How to Get Your Car Ready for Spring in 4 Easy Steps
Winter’s cold temperatures and salty road grime can damage your car. To keep your car’s exterior in good shape and running at peak efficiency, you need to take some time to un-winterize your car. Here’s how you can get your car ready for spring:
Top Off Your Fluids
Winter road conditions often result in your windshield being coated with another car’s tire off-spray. So, likely you’ve gone through quite a bit of wiper fluid. Now’s the time to refill the reservoir.
And, if you’ve traveled more than 3,000 miles, it’s time to at least check (maybe change or top off) some other vital fluids, including:
- Transmission fluid
- Brake fluid
If you’re not sure how to check your fluids, we can do it for you. No appointment necessary.

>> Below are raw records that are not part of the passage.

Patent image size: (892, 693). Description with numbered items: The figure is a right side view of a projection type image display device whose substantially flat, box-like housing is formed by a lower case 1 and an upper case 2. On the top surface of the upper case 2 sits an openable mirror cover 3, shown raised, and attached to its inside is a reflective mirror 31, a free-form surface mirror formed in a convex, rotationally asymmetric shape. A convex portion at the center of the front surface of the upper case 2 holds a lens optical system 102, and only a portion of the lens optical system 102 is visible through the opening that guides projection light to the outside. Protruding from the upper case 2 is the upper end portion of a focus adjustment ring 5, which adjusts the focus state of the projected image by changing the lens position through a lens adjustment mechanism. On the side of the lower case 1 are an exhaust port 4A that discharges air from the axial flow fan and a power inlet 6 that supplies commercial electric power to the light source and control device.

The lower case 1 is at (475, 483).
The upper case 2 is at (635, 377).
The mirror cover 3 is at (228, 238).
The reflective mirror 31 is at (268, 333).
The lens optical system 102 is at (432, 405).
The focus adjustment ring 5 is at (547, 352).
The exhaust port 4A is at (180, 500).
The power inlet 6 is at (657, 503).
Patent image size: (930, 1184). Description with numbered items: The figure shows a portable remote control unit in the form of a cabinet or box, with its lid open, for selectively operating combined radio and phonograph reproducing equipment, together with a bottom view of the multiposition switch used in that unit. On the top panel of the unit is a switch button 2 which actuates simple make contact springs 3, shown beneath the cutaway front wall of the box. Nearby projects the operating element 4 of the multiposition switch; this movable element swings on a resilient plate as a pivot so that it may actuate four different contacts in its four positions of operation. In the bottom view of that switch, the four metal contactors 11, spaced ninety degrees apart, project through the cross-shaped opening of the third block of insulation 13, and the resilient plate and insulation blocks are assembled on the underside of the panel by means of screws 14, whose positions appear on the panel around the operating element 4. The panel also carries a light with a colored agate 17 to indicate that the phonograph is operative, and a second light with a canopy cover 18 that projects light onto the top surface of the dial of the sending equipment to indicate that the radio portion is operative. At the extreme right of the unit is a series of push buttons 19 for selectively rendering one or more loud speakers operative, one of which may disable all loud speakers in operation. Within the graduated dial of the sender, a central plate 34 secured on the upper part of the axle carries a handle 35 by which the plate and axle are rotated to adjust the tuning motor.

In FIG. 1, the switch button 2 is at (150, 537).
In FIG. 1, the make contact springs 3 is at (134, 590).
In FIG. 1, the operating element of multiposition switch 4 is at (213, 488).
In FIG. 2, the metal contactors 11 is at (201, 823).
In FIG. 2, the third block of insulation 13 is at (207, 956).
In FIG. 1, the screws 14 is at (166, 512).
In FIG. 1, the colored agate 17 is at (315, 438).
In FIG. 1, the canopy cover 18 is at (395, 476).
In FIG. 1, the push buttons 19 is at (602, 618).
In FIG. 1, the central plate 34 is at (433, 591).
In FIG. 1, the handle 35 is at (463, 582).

Ensure Your Tires Have Adequate Tread
Spring often comes with rain, so you still need to be ready for slick driving conditions. Make sure your tires have adequate tread by doing the penny test. Simply place a penny upside down between tire treads. If you see Lincoln’s head, the tread has worn thin; it’s time to replace your tires.
Whether you need new tires or not, getting your car spring-ready is a great time to:
- Have your alignment checked
- Rotate your tires
- Balance your tires
- Check tire pressure
While tire pressure checking is a DIY job, the rest requires professional service. Contact us for estimates and to schedule alignment services.
Replace Your Wiper Blades
During winter months, your wiper blade probably got quite a workout. To make sure you can effectively remove spring rain, you likely need a new set. It’s a small investment for a big payoff—improved visibility—and most auto parts stores will install them for you.
Wash and Wax Your Car
Salt and debris that coat your car during winter can lead to corrosion. Protect your car by removing all winter road grime with a thorough wash, including the under-body (and the engine and battery case as well). Apply wax to your newly washed vehicle to protect it against increasingly intense UV rays.